|Gardening on a narrow strip or postage stamp places many constraints on gardeners. But for many, the challenge of gardening in a small space creates plots both interesting and arresting. City and small-space gardening in the front yard can make for a landscape that is both welcoming and visually appealing.
Many city dwellers have the idea that their front yard should be neat and well-manicured. This gardening misconception has translated into a series of square grassy plots upon square grassy plots. For this reason, when a front yard finally does deviate from the standard lawn, tree, walkway, shrub formula, it stands out and is usually appreciated for its unique traits. Furthermore, it is definitely a misconception that not much gardening can be done in a small space—there are a myriad of possibilities to transform a small front yard city space into stellar space on the block.
For a front yard in the city, tree selection is vital. Because of space constriction, there will likely only be room for one or two trees on the property with perhaps the possibility for one or two more on the public land beside the street. Gardeners will want to carefully choose a tree that will not detract from the overall landscape but also offer great year round interest. As a likely focal point, a tree presents a characteristic element of the space. Also, many ornamental trees can be messy so be sure you choose a tree that suits your maintenance style. Some popular choices include Japanese cherry trees, crape myrtles, Tatarian maple, thinleaf alder, water birch and Eastern redbud.
Of course, a planting a focal point tree is not essential especially if your block is already shady. If you have another focus in mind, it may be better to avoid the significant presence of a tree. In the confined area of a city space garden, you do not want too many features to compete. Rather, features and plantings should compliment each other and avoid the appearance of clutter. For this reason, tree, arbor, fountain, trellis, bench, etc…may pose too many elements that detract from the overall harmony of garden balance.

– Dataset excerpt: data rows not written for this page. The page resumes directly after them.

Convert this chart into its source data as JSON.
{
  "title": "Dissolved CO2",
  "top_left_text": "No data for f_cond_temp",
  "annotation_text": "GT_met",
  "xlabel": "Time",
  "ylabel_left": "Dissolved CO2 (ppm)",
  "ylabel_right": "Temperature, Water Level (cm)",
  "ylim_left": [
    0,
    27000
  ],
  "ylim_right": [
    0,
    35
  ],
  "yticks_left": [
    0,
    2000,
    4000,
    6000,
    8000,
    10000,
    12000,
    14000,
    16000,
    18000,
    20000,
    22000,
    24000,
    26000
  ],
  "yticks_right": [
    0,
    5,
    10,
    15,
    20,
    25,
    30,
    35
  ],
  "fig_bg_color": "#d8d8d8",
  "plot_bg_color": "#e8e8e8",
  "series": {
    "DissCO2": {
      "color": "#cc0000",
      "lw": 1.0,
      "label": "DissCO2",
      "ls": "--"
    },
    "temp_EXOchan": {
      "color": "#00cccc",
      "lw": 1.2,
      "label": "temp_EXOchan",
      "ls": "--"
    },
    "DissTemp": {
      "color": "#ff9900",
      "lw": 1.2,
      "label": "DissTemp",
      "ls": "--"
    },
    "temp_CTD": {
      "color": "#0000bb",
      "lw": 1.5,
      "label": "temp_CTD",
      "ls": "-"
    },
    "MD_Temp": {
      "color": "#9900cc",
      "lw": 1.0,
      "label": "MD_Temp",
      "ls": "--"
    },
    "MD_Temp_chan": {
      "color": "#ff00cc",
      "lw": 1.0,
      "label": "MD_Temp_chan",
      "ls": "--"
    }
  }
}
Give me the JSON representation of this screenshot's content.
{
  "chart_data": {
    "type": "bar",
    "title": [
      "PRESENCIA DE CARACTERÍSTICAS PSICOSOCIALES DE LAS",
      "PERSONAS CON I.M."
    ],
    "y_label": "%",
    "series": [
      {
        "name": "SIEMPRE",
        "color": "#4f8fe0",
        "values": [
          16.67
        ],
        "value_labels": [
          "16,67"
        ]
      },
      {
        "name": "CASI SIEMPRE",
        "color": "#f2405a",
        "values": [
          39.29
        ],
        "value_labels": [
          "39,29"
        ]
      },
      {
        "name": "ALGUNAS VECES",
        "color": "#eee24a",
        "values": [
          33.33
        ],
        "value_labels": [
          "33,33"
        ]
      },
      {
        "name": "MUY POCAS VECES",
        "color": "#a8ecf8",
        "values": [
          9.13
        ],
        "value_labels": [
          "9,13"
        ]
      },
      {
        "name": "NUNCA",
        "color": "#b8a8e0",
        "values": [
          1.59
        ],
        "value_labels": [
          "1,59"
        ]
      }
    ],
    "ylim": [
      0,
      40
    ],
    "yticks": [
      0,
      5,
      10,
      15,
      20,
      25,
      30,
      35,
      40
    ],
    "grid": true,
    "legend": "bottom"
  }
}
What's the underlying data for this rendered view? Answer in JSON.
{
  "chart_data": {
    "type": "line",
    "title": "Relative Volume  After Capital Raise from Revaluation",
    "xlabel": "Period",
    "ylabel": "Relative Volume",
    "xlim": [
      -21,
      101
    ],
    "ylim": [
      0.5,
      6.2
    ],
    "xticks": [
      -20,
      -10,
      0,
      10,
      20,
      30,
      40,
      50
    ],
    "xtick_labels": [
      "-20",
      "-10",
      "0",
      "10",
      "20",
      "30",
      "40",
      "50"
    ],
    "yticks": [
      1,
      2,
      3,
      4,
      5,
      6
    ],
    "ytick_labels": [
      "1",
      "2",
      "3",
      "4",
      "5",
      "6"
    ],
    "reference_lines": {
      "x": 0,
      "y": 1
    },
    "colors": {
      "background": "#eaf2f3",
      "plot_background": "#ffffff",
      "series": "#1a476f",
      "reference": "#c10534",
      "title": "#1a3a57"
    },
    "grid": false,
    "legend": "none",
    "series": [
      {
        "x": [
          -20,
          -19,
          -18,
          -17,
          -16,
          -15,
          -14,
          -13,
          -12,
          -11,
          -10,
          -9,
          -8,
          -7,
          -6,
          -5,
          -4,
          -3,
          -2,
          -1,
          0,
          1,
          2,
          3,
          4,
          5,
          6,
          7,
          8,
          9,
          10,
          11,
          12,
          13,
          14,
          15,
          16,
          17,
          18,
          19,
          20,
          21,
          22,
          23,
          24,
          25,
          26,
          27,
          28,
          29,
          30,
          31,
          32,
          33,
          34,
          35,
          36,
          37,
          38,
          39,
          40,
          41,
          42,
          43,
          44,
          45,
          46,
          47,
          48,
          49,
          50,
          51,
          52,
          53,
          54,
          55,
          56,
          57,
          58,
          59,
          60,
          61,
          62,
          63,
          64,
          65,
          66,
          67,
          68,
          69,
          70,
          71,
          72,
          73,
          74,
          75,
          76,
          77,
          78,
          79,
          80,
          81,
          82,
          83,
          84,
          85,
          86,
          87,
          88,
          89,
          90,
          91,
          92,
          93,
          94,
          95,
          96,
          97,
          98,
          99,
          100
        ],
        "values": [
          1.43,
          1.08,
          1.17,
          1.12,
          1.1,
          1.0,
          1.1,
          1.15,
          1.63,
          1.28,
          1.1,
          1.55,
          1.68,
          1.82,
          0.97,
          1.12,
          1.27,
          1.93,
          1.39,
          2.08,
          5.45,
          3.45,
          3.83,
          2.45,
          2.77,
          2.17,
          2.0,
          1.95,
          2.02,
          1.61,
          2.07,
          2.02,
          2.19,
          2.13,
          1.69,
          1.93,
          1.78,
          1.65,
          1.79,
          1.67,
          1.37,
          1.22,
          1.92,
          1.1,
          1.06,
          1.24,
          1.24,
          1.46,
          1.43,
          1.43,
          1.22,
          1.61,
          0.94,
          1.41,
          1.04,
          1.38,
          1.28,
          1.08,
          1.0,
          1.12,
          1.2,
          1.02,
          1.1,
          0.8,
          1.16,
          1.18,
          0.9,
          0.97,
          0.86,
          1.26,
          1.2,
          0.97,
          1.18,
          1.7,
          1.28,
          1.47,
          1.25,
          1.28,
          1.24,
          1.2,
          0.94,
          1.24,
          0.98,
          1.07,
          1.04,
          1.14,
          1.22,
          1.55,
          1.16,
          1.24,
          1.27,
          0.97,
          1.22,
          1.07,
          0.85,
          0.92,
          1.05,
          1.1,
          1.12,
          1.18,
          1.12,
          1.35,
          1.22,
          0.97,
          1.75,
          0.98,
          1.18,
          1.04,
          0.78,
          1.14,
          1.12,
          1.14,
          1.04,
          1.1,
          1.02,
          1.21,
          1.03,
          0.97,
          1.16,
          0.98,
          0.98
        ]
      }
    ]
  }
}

Lawn, while nicely typical, need not be the default greenery for your front yard garden. Such small plots seem hardly worth the effort to lug out the mower. Consider an ornamental grass like lavender creeping phlox. The lovely blanket of purple appears each spring only to disappear leaving soft tufts of grassy growth in its place. When paired with a backdrop of lavender and a trellis of purple wisteria, your home will be a true showstopper simply because the color coordination is right on. A single color theme can make a city home stand out better than a more rustic selection of multiple colors.
Be sure to consider some hard space to compliment the growth. A formal walkway of colored slate might balance out the raised flowerbeds of herbs for instance. Or, a single circle of cobblestone might provide the focal point for a moss-covered boulder or statue. The use of stone or other hardscape materials can add to the definition of the gardening spaces. Edgings and planters add to the manicured appearance and form the bridge between garden and house.
If the idea of selecting a design for a small space seems, at first, daunting, consider basing your space loosely on a theme. This will help you narrow down selections and provide the cohesion for your updated space. Your city house needn’t boast a pagoda to showcase an elegant Japanese tea garden style or rock garden for instance. Similarly, a stone façade might lead one to opt for medieval elements like an herbal labyrinth in miniature for the front plots with focal point chalice well set as backdrop.
In any case, the essence of an urban garden tends toward sophistication. For this reason, pink flamingos and plastic pots seem less than desirable. Steer toward classic styles and materials like terracotta and stone. Keep larger elements like shrubs and trees at a minimum and, if possible, keep your flower palette to about three colors so that groupings will pop out against the backdrop of tall buildings.